Pyin Oo Lwin, is run down in Indian kind of way, a small replica Big Ben clock tower marks downtown, then parades of run down shops, surrounded by the Anglican church, mock Tudor houses and cooler climate fruit and veg gardens. By this time, tummies were rumbling (in a good way considering our location...) and we'd heard of a British era bungalow on Club Road, that had good food and a terrace, and unsurprisingly, if not imaginatively called The Club Terrace Food Lounge. It had our name on it and indeed the curries were great. We ignored the handful of other tourists there. What is it about Burma, all the tourists apart from us are ancient. The restaurant was actually a genuine relic from the 1800's (bit like the other diners....) and the garden, now slightly neglected, would not have looked out of place in Surrey. The tables were set out on the wooden verandah where the Sahib would have taken a peg or two after being out all day taking taxes from the local population.... Gill did a bit of a Hindi thing and went back to a previous life as a Memsahib; she almost found herself saying "jaldi, jaldi" very sharply when the waitress was a bit slow with the stee rye....



David motivated us to visit the national botanic gardens on the outskirts of town, a good 30 minutes walk away, but as time was passing quickly, we asked for a taxi. Gill was mortified when two motorbikes showed up. It was to be her first three on a bike experience! Anthony on one and Gill and David perched on the other. Gill was the lucky one who was offered a crash helmet, her head still itches thinking about it.... But the two glasses of local wine at lunch helped our balance and increased the giggle count... The gardens were magnificent, the first well maintained thing we'd seen for weeks. Happy families, groups of teenagers, all incredibly friendly and inquisitive, we progressed to a chorus of mingalaba's, and even had a group "mingalaba" chorus from a huge group of kids at the gate. The whole place was reminiscent of a huge British Park the way they used to be, which is, we suppose, exactly what it was, but with the odd tropical bit added... The lake, municipal flowers beds and aviary were great, we wished we'd had more time, as too soon we needed to head back to town to get a shared taxi.

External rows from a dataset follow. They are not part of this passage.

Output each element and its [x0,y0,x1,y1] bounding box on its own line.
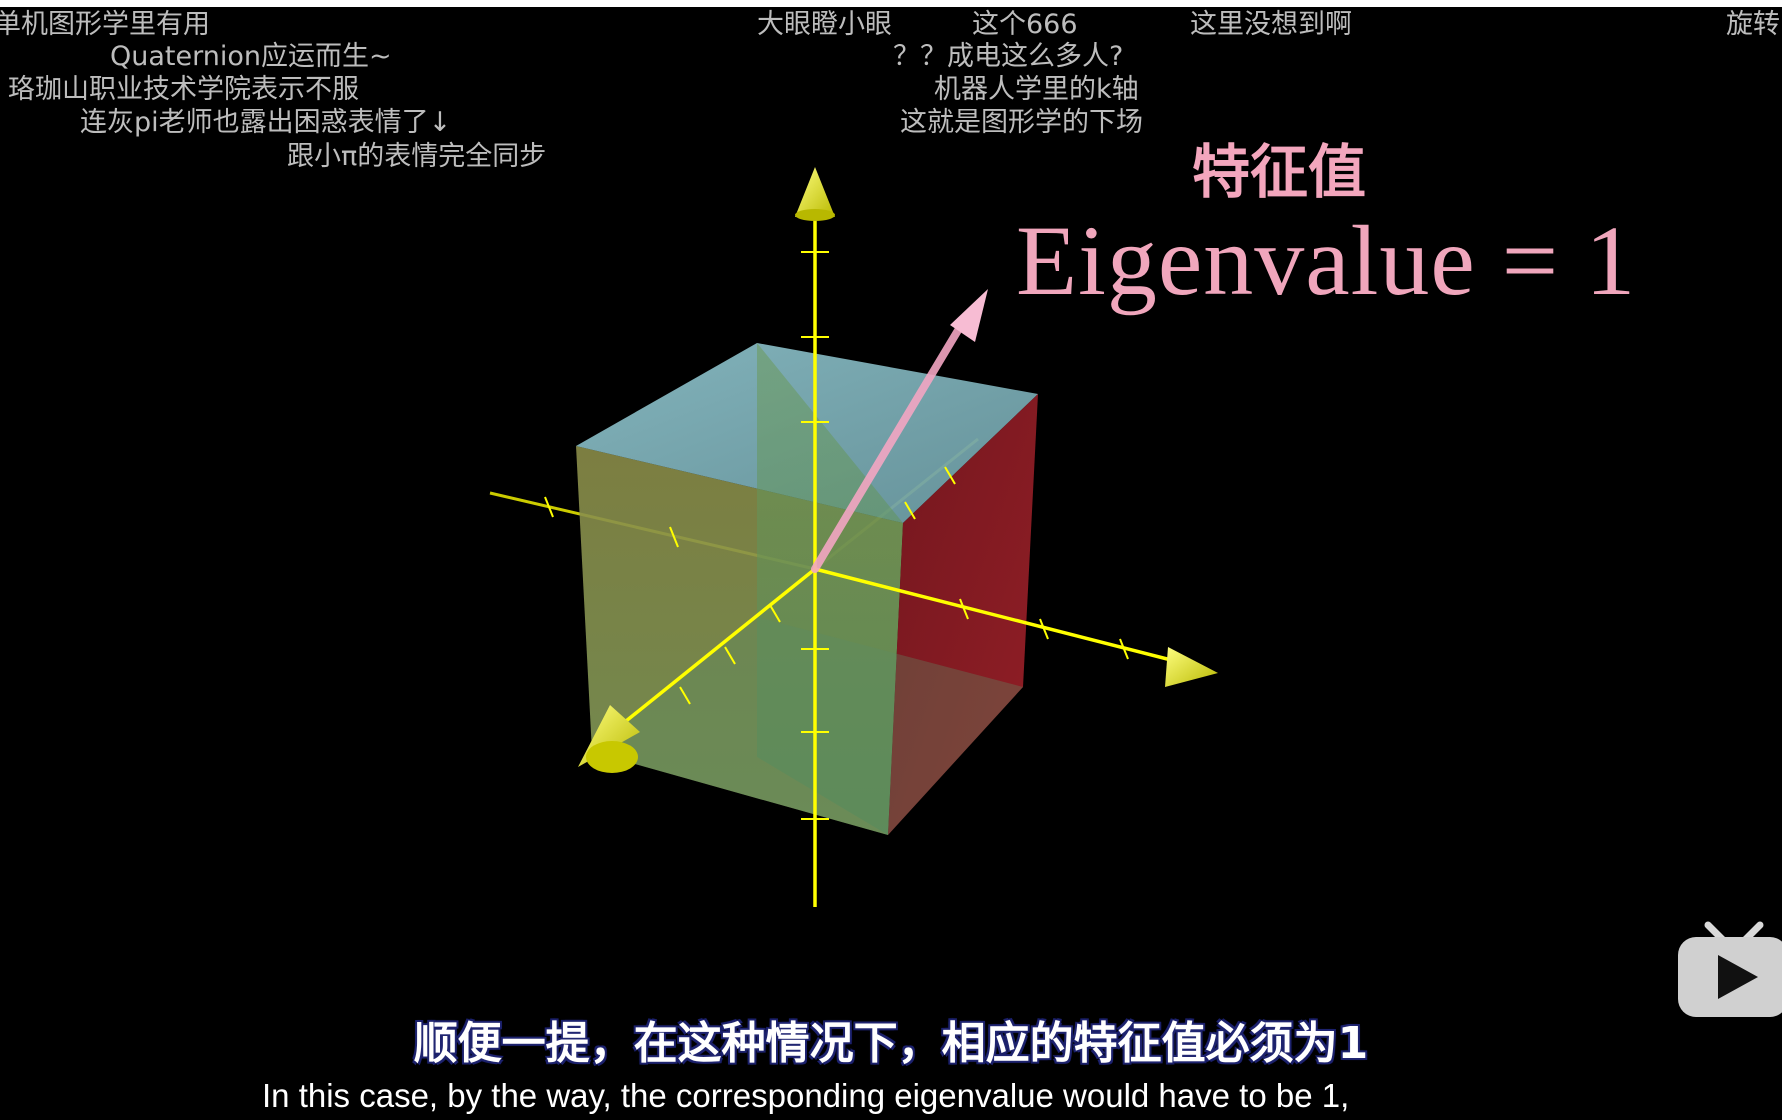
cube-bottom-face [592,617,1023,835]
z-axis-ticks [679,466,956,705]
danmaku-comment: 珞珈山职业技术学院表示不服 [8,74,359,105]
video-player[interactable]: 单机图形学里有用 Quaternion应运而生~ 珞珈山职业技术学院表示不服 连… [0,7,1782,1120]
y-axis-arrowhead [795,167,835,217]
danmaku-comment: 机器人学里的k轴 [934,74,1139,105]
y-axis-arrowhead-base [795,209,835,221]
danmaku-comment: 大眼瞪小眼 [757,9,892,40]
danmaku-comment: 跟小π的表情完全同步 [287,141,547,172]
subtitle-chinese: 顺便一提，在这种情况下，相应的特征值必须为1 [413,1018,1369,1069]
danmaku-comment: 这就是图形学的下场 [900,107,1143,138]
danmaku-comment: 连灰pi老师也露出困惑表情了↓ [80,107,452,138]
danmaku-comment: 这里没想到啊 [1190,9,1352,40]
z-axis-arrowhead-base [586,741,638,773]
x-axis-arrowhead [1165,647,1218,687]
cube-front-face [757,343,903,835]
danmaku-comment: 这个666 [972,9,1078,40]
cube-right-face [888,394,1038,835]
z-axis-front [598,567,817,744]
eigenvalue-equation: Eigenvalue = 1 [1016,205,1637,316]
danmaku-comment: Quaternion应运而生~ [110,41,392,72]
tv-play-icon[interactable] [1674,907,1782,1019]
3d-scene [489,167,1218,907]
danmaku-comment: ？？成电这么多人? [893,41,1124,72]
danmaku-comment: 旋转 [1726,9,1780,40]
x-axis-front [814,567,1176,663]
y-axis-ticks [801,251,829,820]
x-axis-ticks [544,496,1129,660]
eigenvector-shaft [811,323,964,573]
top-border [0,0,1782,7]
danmaku-comment: 单机图形学里有用 [0,9,210,40]
eigenvector-arrowhead [950,289,988,342]
subtitle-english: In this case, by the way, the correspond… [262,1077,1350,1114]
eigenvalue-title-chinese: 特征值 [1192,138,1367,206]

First challenge to get back to town, the local tourists were using tiny Cinderella coaches pulled by frisky ponies. In we squeezed, like the three ugly sisters squeezing into a skin tight carriage! Poor pony. My big fat gypsy wedding had nothing on us....



Before hailing a shared taxi back in town, we casually headed back for coffee and cake at the Golden Triangle cafe, where David enjoyed a creme caramel, whilst Gill hovered with Gill gell! However, the shared taxis had finished for the day, now what? We were advised to go to a roundabout outside of town in the increasing darkness and try and find a pick up truck that was heading back to Mandalay. Oh the glamour! Our predicament didn't stop us spotting an old junk shop en route. We went in for a rummage, bought a Buddha, and a few old battered lacquer betel nut boxes and a brass tiger. This turned out to be an investment as on hearing of our predicament, the owner called a friend of a friend and produced a shared taxi! Perhaps there is something in this karma business after all. He was our hero. We were still three stuffed into the cheap seats in the back, and we toured town looking for a fourth, richer person who could afford the front one! We ended up at the hospital and collected a lady who wanted to do the same trip. She spoke no English which was bad luck for us, but she did buy us the most disgusting prawn crackers at a mid way truck stop. They stunk. We sat in the back giggling and pretending to eat them. It was a nice and very generous gesture, even with our dollar issue we probably had much more than she did but to be honest I think we were hysterical with fear to be driving on these roads with only sidelights! Yes, for the return trip, we were driving blind at night...... Never has the road to Mandalay been so hair raising, and never has anyone been so pleased to see the end of the road to Mandalay.